PAB Mimarlık; Koç Okulu kampüsündeki yeni lise binası iç mekân organizasyonunu, öğrenme-sosyalleşme ve birlikte üretme prensipleriyle, alternatif öğrenme mekanları entegre edilerek okulun gelecek vizyonuna model olacak şekilde kurgulamış.
Koç Okulu kampüsündeki yeni lise binası iç mekân organizasyonu, öğrenme-sosyalleşme ve birlikte üretme prensipleriyle, alternatif öğrenme mekanları entegre edilerek okulun gelecek vizyonuna model olacak şekilde kurgulandı. Mimari projesinin DB Mimarlık’a ait olduğu yapının, iç mekân konsept ve uygulama projelerini PAB Mimarlık üstlendi. Yenilikçi eğitim stratejileri konusunda uzman Amerikalı danışman ekip Thisis180/Trung Le ile işbirliği yapıldı.
Eğitim ve mekân ilişkisi, geleceğe dönük yenilikçi bir pedagoji ile yeniden ele alınırken, öğrenciyi merkeze alan mekân kurgusu öncelikle sınıflara yansıtıldı. Sınıfların yerini “öğrenme stüdyoları” alırken, dinamik ve esnek şekilde öğrenme eylemine imkân veren hareketli, alternatifli ve hafif mobilyalar önerildi. Öğrenci deneyimi, daha yenilikçi eğitim pratikleri için yeniden ele alındı.
Eğitim alanlarının stüdyolarla kısıtlı kalmaması, tüm fiziksel çevrenin eğitim için bir kolaylaştırıcı, bir öğrenme alanı oluşturabilmesi için pek çok ortak alan oluşturuldu. Farklı branşları bir araya getiren, proje tabanlı eğitime imkân tanıyan çok disiplinli atölyeler planlandı. Koridorlar enformal eğitim alanlarına dönüşürken, öğrencilerin birbirinden öğrenebileceği, alternatif kullanımlara imkân tanıyan kolektif veya bireysel çalışma alanlarına yer verildi, yapının farklı noktalarında farklı ölçekte sosyalleşme ve buluşma mekânları tasarlandı.

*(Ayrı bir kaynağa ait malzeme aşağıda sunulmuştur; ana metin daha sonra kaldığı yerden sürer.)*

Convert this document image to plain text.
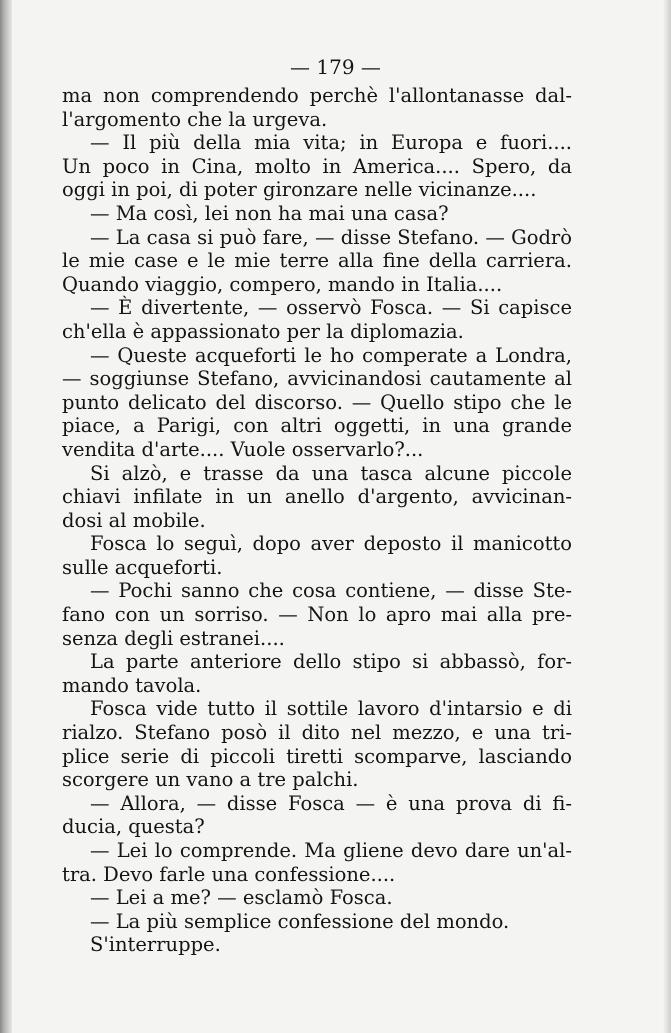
— 179 —
ma non comprendendo perchè l'allontanasse dal-
l'argomento che la urgeva.
— Il più della mia vita; in Europa e fuori....
Un poco in Cina, molto in America.... Spero, da
oggi in poi, di poter gironzare nelle vicinanze....
— Ma così, lei non ha mai una casa?
— La casa si può fare, — disse Stefano. — Godrò
le mie case e le mie terre alla fine della carriera.
Quando viaggio, compero, mando in Italia....
— È divertente, — osservò Fosca. — Si capisce
ch'ella è appassionato per la diplomazia.
— Queste acqueforti le ho comperate a Londra,
— soggiunse Stefano, avvicinandosi cautamente al
punto delicato del discorso. — Quello stipo che le
piace, a Parigi, con altri oggetti, in una grande
vendita d'arte.... Vuole osservarlo?...
Si alzò, e trasse da una tasca alcune piccole
chiavi infilate in un anello d'argento, avvicinan-
dosi al mobile.
Fosca lo seguì, dopo aver deposto il manicotto
sulle acqueforti.
— Pochi sanno che cosa contiene, — disse Ste-
fano con un sorriso. — Non lo apro mai alla pre-
senza degli estranei....
La parte anteriore dello stipo si abbassò, for-
mando tavola.
Fosca vide tutto il sottile lavoro d'intarsio e di
rialzo. Stefano posò il dito nel mezzo, e una tri-
plice serie di piccoli tiretti scomparve, lasciando
scorgere un vano a tre palchi.
— Allora, — disse Fosca — è una prova di fi-
ducia, questa?
— Lei lo comprende. Ma gliene devo dare un'al-
tra. Devo farle una confessione....
— Lei a me? — esclamò Fosca.
— La più semplice confessione del mondo.
S'interruppe.
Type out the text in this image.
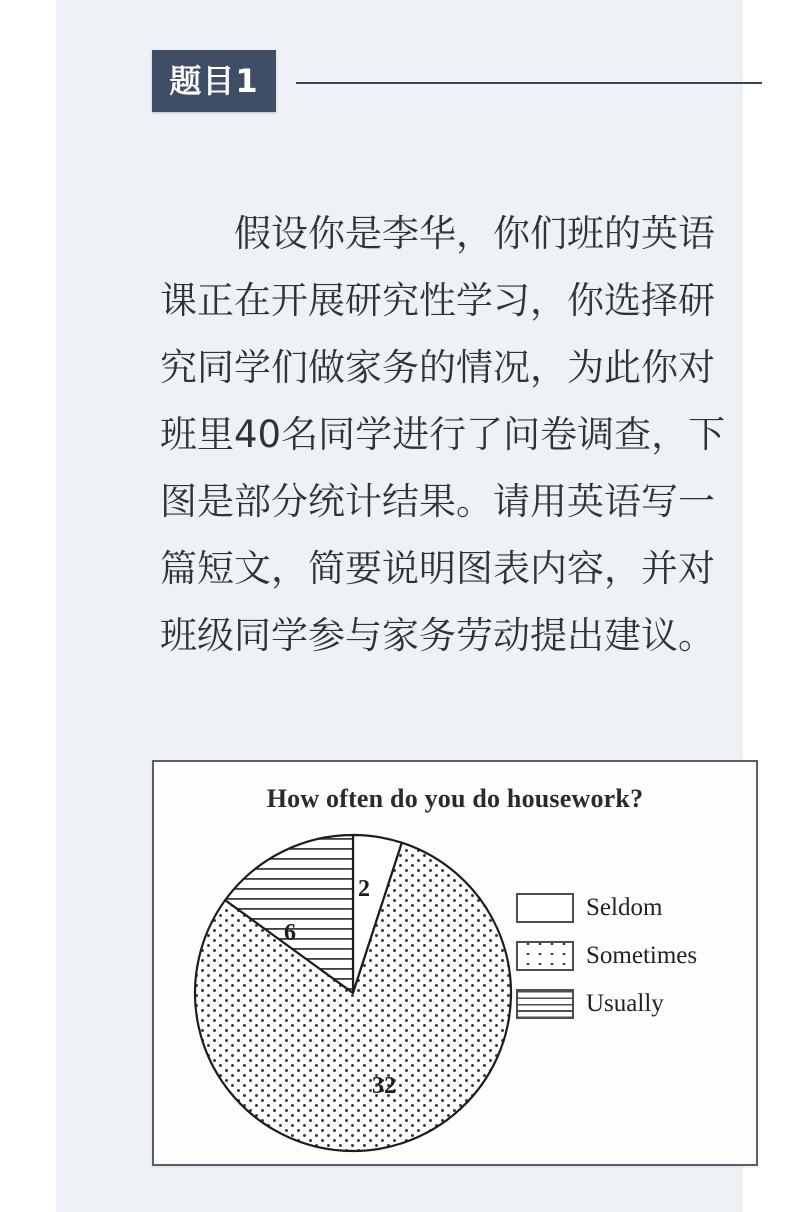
题目1
　　假设你是李华，你们班的英语
课正在开展研究性学习，你选择研
究同学们做家务的情况，为此你对
班里40名同学进行了问卷调查，下
图是部分统计结果。请用英语写一
篇短文，简要说明图表内容，并对
班级同学参与家务劳动提出建议。
How often do you do housework?
2
32
6
Seldom
Sometimes
Usually
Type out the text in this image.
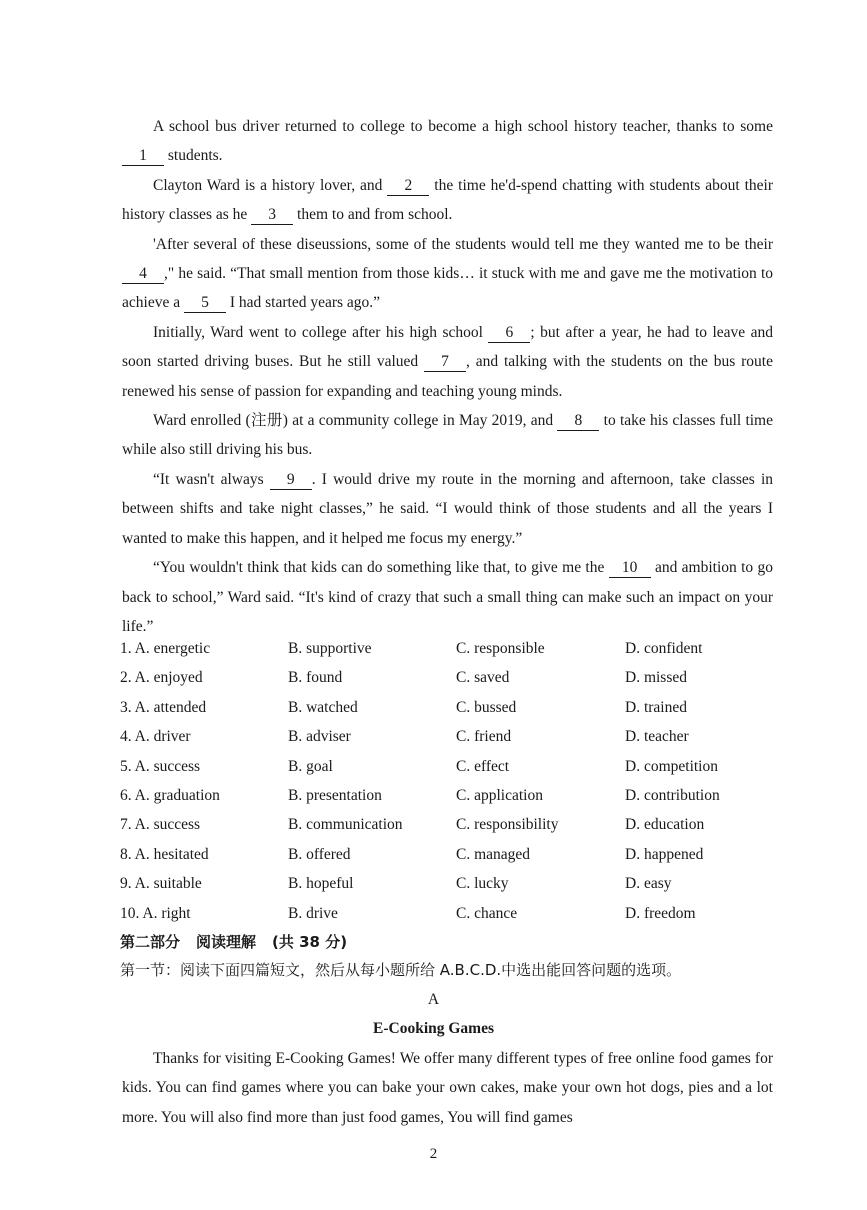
A school bus driver returned to college to become a high school history teacher, thanks to some 1 students.

Clayton Ward is a history lover, and 2 the time he'd-spend chatting with students about their history classes as he 3 them to and from school.

'After several of these diseussions, some of the students would tell me they wanted me to be their 4 ," he said. “That small mention from those kids… it stuck with me and gave me the motivation to achieve a 5 I had started years ago.”

Initially, Ward went to college after his high school 6 ; but after a year, he had to leave and soon started driving buses. But he still valued 7 , and talking with the students on the bus route renewed his sense of passion for expanding and teaching young minds.

Ward enrolled (注册) at a community college in May 2019, and 8 to take his classes full time while also still driving his bus.

“It wasn't always 9 . I would drive my route in the morning and afternoon, take classes in between shifts and take night classes,” he said. “I would think of those students and all the years I wanted to make this happen, and it helped me focus my energy.”

“You wouldn't think that kids can do something like that, to give me the 10 and ambition to go back to school,” Ward said. “It's kind of crazy that such a small thing can make such an impact on your life.”

1. A. energetic	B. supportive	C. responsible	D. confident
2. A. enjoyed	B. found	C. saved	D. missed
3. A. attended	B. watched	C. bussed	D. trained
4. A. driver	B. adviser	C. friend	D. teacher
5. A. success	B. goal	C. effect	D. competition
6. A. graduation	B. presentation	C. application	D. contribution
7. A. success	B. communication	C. responsibility	D. education
8. A. hesitated	B. offered	C. managed	D. happened
9. A. suitable	B. hopeful	C. lucky	D. easy
10. A. right	B. drive	C. chance	D. freedom
第二部分 阅读理解 (共 38 分)
第一节：阅读下面四篇短文，然后从每小题所给 A.B.C.D.中选出能回答问题的选项。
A
E-Cooking Games

Thanks for visiting E-Cooking Games! We offer many different types of free online food games for kids. You can find games where you can bake your own cakes, make your own hot dogs, pies and a lot more. You will also find more than just food games, You will find games

2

Zamansız bir yapı elde etmek için cephede kullanılan tuğlaya eşlik etmesi için, sıcak ve natürel bir malzeme olarak seçilen ahşap, iç mekânın ana karakterini oluşturdu. İç mekânlardaki şeffaflık, mekanlar arası görsel süreklilik sağlarken, bir aradalığı, sinerjiyi, ilgi ve katılımı artıracak önemli kararlardandı. Şeffaflık kararı ve mimari projenin de sunduğu imkânlarla dış mekândan gelen ışık koridorlara kadar süzülürken, hem dış mekân-iç mekân birlikteliği sağlandı; hem de okulun iç dünyasının enerjisi tüm mekânlara yansıtıldı.
Yenilikçi, öğrenciyi merkeze koyan, yaparak öğrenmeye yönlendiren, katılımcı ve şeffaf bir öğrenim ortamının sağlanabilmesini hedefleyen fiziksel mekânlar, eğitim modelleri ile mekân arasındaki ilişkiyi vurgulayarak eğitim politikaları açısından da yenilikçi ve örnek bir model oluşturacak.